ARTICLE
« Gardons la démocratie à l’intérieur des prétoires : ne supprimons pas les cours d’assises ! »
LE FIGARO – Guillaume Leroy est doctorant et enseignant en droit pénal. Il est également responsable du pôle libertés publiques du Cercle Droit et Liberté
Dès le 1er janvier 2024, les jurys populaires en cour d’assises seront remplacés par les magistrats des cours criminelles. Selon le doctorant et enseignant en droit pénal Guillaume Leroy, cette mesure réduit le citoyen à un spectateur et supprime une institution gardienne du «bon sens».
Plus une semaine ne passe sans que le pouvoir exécutif n’offre des preuves de sa défiance à l’égard de la démocratie. Après l’artifice de la Convention citoyenne sur le climat, la chimère du Conseil national de la refondation, le refus catégorique du recours au référendum, une nouvelle digue de notre démocratie représentative pourrait bien sauter dès le 1er janvier 2024. À partir de cette date, les jurys populaires de cour d’assises seront en effet progressivement remplacés par la cour criminelle, composée uniquement de magistrats professionnels.
«Au nom du peuple français». Ces cinq mots, d’une redoutable efficacité, trônent au sommet de toute décision de justice rendue par une juridiction française. D’une clarté inégalée, cette formule résume en elle-même l’essence de la démocratie. Toute décision judiciaire – ou politique d’ailleurs – doit être prise par le peuple (ou ses représentants), en son unique bénéfice. Quoi de plus cohérent que de confier aux citoyens le soin de juger leurs pairs pour les infractions les plus graves ? C’est ce qu’ont considéré les législateurs révolutionnaires en instaurant le jury populaire par une loi des 16 et 21 septembre 1791.

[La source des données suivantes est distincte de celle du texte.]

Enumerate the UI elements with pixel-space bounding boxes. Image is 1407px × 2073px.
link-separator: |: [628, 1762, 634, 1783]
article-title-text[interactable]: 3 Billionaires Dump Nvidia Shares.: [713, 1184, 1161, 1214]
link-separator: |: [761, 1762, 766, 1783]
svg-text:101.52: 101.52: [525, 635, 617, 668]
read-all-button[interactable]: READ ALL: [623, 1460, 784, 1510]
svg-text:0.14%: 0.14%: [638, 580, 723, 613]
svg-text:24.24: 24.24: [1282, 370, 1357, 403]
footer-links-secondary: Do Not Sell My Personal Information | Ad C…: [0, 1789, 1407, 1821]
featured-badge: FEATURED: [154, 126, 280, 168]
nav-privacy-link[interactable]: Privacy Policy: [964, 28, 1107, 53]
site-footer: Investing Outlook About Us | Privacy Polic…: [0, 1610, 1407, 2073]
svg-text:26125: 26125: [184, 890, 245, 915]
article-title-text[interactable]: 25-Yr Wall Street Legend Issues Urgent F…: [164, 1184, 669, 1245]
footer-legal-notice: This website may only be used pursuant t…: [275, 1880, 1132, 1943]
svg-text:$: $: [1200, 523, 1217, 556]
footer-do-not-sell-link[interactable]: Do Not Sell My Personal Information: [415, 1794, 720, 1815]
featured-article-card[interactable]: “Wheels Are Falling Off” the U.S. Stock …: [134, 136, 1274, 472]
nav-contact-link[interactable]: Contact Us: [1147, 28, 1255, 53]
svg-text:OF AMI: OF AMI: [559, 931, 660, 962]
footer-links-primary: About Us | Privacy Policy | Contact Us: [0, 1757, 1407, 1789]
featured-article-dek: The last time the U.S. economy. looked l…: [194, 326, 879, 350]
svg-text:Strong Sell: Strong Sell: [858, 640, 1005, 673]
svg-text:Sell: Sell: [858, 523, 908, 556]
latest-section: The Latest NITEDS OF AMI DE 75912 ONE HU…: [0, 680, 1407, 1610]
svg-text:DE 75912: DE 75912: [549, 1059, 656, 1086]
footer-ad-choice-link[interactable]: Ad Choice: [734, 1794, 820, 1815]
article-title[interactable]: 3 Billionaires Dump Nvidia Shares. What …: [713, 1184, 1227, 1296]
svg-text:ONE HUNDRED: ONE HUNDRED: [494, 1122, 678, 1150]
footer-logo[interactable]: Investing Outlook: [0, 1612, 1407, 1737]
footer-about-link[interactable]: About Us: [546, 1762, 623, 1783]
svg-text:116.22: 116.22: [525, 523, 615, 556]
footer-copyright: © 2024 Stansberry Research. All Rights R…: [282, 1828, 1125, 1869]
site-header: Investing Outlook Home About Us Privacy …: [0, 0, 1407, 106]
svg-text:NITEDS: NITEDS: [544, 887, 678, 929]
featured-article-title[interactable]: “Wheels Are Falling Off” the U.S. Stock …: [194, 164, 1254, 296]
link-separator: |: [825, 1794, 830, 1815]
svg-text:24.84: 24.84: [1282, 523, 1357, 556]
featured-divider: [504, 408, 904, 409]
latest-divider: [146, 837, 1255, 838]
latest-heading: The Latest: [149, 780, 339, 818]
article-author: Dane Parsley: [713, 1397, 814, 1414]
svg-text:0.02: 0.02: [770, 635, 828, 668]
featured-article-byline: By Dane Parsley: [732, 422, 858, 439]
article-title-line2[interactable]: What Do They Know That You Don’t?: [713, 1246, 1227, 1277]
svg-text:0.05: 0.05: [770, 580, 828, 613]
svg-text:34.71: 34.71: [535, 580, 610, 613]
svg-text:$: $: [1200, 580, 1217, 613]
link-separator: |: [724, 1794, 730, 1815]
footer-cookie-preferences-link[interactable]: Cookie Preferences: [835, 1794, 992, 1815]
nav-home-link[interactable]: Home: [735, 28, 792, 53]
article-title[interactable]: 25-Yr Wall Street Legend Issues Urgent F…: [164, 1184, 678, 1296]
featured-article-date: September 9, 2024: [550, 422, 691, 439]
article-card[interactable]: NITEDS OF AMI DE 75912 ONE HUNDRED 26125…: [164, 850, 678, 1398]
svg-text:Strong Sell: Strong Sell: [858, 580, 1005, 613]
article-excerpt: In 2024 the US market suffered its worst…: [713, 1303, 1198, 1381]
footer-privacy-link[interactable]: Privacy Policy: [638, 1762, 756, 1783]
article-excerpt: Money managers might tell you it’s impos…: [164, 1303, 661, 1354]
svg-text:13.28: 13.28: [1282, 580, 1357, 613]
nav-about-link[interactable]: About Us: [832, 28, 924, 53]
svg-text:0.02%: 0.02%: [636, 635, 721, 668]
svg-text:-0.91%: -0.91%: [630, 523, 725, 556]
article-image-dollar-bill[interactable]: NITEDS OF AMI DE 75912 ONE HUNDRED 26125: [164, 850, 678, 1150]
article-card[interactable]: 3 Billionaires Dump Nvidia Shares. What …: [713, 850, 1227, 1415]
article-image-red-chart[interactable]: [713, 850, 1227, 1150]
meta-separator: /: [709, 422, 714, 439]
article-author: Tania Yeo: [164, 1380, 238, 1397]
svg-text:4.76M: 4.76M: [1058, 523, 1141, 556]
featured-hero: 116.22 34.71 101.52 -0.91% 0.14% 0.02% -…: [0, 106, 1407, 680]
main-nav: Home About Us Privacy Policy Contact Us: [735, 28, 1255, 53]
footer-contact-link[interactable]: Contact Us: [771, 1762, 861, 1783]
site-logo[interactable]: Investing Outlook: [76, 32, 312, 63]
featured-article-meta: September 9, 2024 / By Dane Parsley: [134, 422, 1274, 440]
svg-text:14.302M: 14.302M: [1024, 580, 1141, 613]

Pourtant, malgré la volonté de mettre fin à l’arbitraire du droit d’Ancien Régime, l’arrivée au pouvoir de Napoléon Bonaparte et la Restauration ébranlèrent les fondements du jury populaire. L’épisode de la Terreur montra tout d’abord que le jury populaire pouvait être instrumentalisé à des fins politiques, ce qui poussa l’Empereur à mettre fin à la souveraineté du jury populaire dans la décision judiciaire et à instiller une présence de magistrats professionnels dans les juridictions de jugement. Dès 1808, le jury populaire ne sera plus seul détenteur des fonctions du juge pénal : la détermination de la culpabilité sera confiée aux citoyens et celle de la peine sera assurée par des magistrats professionnels.
Le jury populaire est le parfait pied-de-nez à une matière juridique qui se complexifie sans arrêt. C’est en un mot : une ode au bon sens.Guillaume Leroy
Néanmoins ce qui devait arriver, arriva : pour éviter que de lourdes sanctions soient infligées par des juges impériaux puis royaux, le jury populaire préférait acquitter l’accusé ou lui reconnaître des circonstances atténuantes fictives, amenant le pouvoir royal à retirer au jury populaire le pouvoir de constater l’existence de circonstances atténuantes, en 1824.